The context of could you take my portrait would help, because it was fair to assume that she wanted me with her, that we were collaborators. But I wasn’t sure it would be enough. When I lifted the camera to my face, would I see the burden, the fear of glass, the uncertainty of self? Would I be able to get past it, taking something of her?
I’ve felt that way with someone else’s camera focused on me. That gulp. Eek. It’s not a great day for this. You feel all tight-of-breath and you worry what you’re showing, what’s being seen. Intimacy, trust, and self-acceptance (or lack of it). And then you become conscious of all those things and then it shows – oh crap it’s showing – and you become convinced that you’re just not photogenic, just not x-enough or y-enough.
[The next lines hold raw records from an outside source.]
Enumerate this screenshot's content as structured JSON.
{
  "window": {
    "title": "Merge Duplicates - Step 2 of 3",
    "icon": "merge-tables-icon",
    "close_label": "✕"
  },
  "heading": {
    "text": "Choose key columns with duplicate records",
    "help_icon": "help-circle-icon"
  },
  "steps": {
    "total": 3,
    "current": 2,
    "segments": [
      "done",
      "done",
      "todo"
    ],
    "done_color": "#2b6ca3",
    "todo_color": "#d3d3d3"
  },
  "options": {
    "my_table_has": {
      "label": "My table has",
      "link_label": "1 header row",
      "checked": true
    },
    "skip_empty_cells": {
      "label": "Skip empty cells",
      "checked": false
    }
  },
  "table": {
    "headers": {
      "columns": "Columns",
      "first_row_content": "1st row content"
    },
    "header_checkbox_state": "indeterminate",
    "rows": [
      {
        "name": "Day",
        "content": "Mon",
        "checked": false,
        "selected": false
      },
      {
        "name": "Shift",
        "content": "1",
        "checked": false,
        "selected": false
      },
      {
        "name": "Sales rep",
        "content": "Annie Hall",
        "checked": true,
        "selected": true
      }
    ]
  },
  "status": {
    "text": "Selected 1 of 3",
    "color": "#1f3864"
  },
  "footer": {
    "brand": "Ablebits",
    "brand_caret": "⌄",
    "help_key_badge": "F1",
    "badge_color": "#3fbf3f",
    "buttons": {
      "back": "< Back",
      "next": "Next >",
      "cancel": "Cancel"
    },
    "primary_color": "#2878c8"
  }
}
This day, I lifted the camera to see her, wondering how it would go. Aperture, exposure. Turned a bit. The wind picked up, and she smiled, and the rest of the day went like that. She didn’t hesitate, and so neither did I. We played. She taught me about the mutual gift of fearlessness. From now on I’m going to cultivate it, in others and in myself. Because it’s just like Karen says. We are all beautiful.
Today, share with us your portraits, and your thoughts on capturing people in all their comforts and discomforts. Have you found that sweet, fearless spot yet? Have you photographed despite a lack of it?